Lunes, 22 de Julio de 2019
Última actualización: 13:32 CEST
Poesía

Epístola por Luis Lorente

Albert Giacometti, 'La mano', 1947. (INEWS)

 

y las oscuras tardes me atraen cual si mi patria fuera la dilatada sombra

                                                                                                                  Martí

incipit vita nova

 

el rapaz con el morral me dijo la meiga galega hace evos en galicia

(me abracé al árbol llorando en aquel sabbat)

¿por qué me avergüenza escribir?

escribir como marcas tatuajes

paletadas eróticas

la intensidad

 

el mendigo fidelio ponce iba a casa de fina a ver su lienzo y decía como una letanía

la posteridad ah la posteridad

(un susurro una brisita fría en la noche obscura del alma)

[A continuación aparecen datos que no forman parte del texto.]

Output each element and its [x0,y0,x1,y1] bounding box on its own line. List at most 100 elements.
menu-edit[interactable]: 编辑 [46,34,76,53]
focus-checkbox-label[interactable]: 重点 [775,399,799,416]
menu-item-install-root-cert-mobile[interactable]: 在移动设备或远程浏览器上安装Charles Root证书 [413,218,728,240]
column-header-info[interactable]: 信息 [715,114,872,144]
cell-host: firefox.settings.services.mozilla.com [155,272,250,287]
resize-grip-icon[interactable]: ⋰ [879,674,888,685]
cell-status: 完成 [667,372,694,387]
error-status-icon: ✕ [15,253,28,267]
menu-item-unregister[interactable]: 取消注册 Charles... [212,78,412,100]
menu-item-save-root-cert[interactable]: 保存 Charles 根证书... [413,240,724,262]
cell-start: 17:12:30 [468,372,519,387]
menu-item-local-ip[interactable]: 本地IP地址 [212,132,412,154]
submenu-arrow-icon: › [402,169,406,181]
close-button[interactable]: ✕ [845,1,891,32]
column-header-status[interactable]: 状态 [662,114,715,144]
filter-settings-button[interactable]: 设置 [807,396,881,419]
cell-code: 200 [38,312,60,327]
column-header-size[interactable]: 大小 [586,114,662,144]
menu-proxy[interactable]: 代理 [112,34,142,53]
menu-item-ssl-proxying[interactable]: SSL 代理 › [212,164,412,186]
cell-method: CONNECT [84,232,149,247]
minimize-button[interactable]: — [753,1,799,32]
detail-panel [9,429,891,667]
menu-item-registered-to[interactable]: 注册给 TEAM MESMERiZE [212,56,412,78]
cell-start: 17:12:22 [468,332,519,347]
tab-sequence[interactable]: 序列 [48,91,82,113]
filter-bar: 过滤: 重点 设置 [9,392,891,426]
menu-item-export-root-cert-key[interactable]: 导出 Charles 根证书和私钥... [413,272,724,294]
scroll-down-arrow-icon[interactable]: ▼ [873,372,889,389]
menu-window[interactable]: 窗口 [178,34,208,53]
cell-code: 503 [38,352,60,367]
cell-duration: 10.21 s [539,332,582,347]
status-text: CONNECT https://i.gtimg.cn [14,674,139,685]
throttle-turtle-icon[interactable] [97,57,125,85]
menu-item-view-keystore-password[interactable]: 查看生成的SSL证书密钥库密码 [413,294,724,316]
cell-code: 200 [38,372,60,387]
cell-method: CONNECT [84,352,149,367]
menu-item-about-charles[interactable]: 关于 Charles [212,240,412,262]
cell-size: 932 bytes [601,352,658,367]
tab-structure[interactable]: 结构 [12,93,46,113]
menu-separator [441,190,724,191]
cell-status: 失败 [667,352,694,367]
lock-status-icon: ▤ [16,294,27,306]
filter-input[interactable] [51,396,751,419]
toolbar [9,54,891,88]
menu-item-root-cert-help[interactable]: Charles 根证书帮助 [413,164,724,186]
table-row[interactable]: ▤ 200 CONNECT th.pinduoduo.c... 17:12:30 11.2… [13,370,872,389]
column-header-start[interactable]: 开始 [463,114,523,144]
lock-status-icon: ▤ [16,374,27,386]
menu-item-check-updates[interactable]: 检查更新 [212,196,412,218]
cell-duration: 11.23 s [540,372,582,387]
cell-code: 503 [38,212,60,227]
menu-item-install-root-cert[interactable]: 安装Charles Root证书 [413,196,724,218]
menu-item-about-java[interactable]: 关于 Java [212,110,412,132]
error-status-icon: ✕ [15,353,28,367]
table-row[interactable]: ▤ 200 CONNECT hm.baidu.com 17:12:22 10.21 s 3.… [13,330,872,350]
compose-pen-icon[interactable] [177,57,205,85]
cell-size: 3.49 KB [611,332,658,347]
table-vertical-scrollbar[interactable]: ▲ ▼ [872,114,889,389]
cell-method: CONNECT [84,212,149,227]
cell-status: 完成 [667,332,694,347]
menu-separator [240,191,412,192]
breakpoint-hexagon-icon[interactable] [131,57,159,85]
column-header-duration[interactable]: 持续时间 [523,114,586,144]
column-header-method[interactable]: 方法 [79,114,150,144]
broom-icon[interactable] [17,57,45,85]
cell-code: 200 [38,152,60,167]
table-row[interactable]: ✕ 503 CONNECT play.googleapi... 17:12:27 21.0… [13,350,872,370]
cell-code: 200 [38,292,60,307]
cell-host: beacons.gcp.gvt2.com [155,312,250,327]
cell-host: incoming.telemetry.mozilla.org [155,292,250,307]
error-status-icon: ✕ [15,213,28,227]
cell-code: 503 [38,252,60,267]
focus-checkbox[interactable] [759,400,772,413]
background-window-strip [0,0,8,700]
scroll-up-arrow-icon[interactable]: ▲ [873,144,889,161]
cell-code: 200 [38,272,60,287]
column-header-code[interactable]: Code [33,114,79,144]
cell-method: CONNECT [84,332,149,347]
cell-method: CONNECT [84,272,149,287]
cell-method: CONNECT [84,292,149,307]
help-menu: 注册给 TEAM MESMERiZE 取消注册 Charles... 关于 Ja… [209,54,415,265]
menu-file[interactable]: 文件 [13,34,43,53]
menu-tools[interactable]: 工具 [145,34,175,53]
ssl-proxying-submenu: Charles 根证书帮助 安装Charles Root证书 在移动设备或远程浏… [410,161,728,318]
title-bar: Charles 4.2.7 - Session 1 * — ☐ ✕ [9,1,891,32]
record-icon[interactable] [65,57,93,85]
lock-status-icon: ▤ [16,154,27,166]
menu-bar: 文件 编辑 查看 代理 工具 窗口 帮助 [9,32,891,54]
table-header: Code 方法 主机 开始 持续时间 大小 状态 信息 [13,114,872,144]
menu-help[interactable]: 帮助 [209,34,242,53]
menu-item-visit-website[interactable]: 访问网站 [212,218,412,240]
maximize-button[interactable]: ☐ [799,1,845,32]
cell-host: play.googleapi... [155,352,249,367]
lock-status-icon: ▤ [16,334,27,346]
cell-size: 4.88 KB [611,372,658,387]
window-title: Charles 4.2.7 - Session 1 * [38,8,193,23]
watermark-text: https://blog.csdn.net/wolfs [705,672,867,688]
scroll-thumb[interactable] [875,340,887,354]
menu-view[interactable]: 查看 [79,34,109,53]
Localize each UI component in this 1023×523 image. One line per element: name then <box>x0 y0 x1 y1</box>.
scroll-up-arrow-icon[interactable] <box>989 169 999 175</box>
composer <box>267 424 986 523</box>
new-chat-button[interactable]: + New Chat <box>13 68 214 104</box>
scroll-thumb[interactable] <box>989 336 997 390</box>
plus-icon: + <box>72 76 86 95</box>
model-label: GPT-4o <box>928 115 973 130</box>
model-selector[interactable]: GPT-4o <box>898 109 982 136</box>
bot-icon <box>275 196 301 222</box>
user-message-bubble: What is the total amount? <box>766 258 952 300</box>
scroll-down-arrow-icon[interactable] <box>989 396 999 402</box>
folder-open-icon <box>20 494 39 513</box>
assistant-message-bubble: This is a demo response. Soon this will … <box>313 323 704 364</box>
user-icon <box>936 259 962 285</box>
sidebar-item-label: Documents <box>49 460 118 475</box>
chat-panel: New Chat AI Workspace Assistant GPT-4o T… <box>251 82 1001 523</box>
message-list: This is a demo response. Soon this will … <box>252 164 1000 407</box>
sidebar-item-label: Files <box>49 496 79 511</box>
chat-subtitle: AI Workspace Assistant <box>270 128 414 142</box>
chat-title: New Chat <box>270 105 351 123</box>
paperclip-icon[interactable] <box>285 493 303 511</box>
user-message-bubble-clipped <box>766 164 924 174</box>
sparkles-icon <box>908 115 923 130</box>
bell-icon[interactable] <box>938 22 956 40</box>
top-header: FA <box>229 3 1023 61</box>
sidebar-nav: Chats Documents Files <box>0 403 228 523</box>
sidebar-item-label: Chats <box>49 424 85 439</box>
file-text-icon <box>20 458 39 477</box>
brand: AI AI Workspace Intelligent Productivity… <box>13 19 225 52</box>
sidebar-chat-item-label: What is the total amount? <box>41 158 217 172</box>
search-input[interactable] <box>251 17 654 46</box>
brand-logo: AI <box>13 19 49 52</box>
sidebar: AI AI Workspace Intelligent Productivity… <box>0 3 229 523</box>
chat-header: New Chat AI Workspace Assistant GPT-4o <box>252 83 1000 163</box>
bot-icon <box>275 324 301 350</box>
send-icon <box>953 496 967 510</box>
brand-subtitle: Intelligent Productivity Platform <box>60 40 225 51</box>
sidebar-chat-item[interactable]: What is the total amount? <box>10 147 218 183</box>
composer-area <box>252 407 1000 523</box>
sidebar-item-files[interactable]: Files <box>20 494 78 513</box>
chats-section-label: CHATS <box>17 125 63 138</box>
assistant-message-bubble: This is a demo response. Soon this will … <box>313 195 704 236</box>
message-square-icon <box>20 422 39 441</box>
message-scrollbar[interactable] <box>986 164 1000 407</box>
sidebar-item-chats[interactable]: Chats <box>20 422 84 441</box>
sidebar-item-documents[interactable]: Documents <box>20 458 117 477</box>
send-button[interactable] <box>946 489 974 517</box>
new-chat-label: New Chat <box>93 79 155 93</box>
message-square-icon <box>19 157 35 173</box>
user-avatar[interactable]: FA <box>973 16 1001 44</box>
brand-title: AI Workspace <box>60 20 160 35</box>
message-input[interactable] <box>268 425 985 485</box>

iba a mirar el rostro ausente tras la boina

pero el rostro es más misterioso que la entraña

(afirmaba la máscara)

era un diálogo inaudito insensato

 

en la adolescencia imaginé (infusa) una teoría delirante de las fisonomías

había perdido el reino

(hansel y gretel)

¿dónde está el ánima?

¿y el hijo nonato?

mientras el otro mundo arañaba los bordes

olas como lenguas ávidas contra los acantilados

 

ah sí fidelio la intensidad

(rápida como un reflejo)

 

le ponía alfileres a los soldaditos de nieve

después los fundía

quería quitar las costras de la realidad

¿qué había en el pasillo oscuro

en casa de mi bisabuela

detrás de esa cortina oscura gruesa pastosa?

lo rugoso ¿es lo real?

 

detrás de la piel ¿estaba el reino?

lacia la piel como un espejo

lámina tela delicada

la intensidad

y arañaba lo lindo lo pulido

al fondo dentro de un caracol buscaba el bulto

el niño abandonado en la barca de los locos

 

hubo noches

sí hubo noches pánicas

(porque no ha muerto Pan)

lorenzo leía en el video que le hizo pedrito portal

como si fuera san juan de la cruz

el frailecillo incandescente

pero después se mortificaba

lo daimónico es lo ambivalente

el príncipe de dinamarca

lorenzo

o el emperador de la antártida

lo hiperbóreo

el oráculo siempre es oscuro

(la naturaleza ama esconderse)

 

detrás de las paletadas blancas

fidelio

lo omitido el reino

¿lo viscoso es lo real?

¿lo blanco es lo real?

 

el rostro en aquel sueño era bello y terrible

la belle dame sans merci

lo putrefacto

aquella noche cuando la uña

la punta del otro mundo

hincó la sabana tensa

qué deleite inenarrable

la belleza siempre fue abrumadora

había que manchar manchar manchar

como el epitafio a la celestina de quevedo

los filamentos de la medusa

lo informe

lo protoplasmático

la víspera ominosa

la inminencia del reino

ante la puerta de la ley

cubierto de nieve en el umbral

pero lo blanco que vio melville...

sí lo blanco fidelio

como en el cocito

la albinidad manchada de beatriz

viró el rostro (¿con desdén?)

la puertas del paraíso

el dante

ese gesto (último) que sorprendió el ciego lúcido

la eternidad fidelio la eternidad

la hora de la alta videncia

(que dijo fina que eludía)

noche de reyes

¿por qué la delicadeza es terrible?

el caballero turulato

dulcinea no parece

el bulto ama esconderse

en qué olvidado y fiero paraíso

fina fidelio dante beatriz

como un lienzo imposible

(arañar rasgar manchar)

las costras de la realidad

 

 

Bariloche, 18, 19, junio 2019

 


Jorge Luis Arcos nació en La Habana, en 1956. Sus últimos libros de poemas publicados son La avidez del halcón (Diputación de Cádiz, 2002), Del animal desconocido (Casa Teatro, Santo Domingo, 2002) y El libro de las conversiones imaginarias (Betania, Madrid, 2014). Este poema pertenece a un libro en preparación.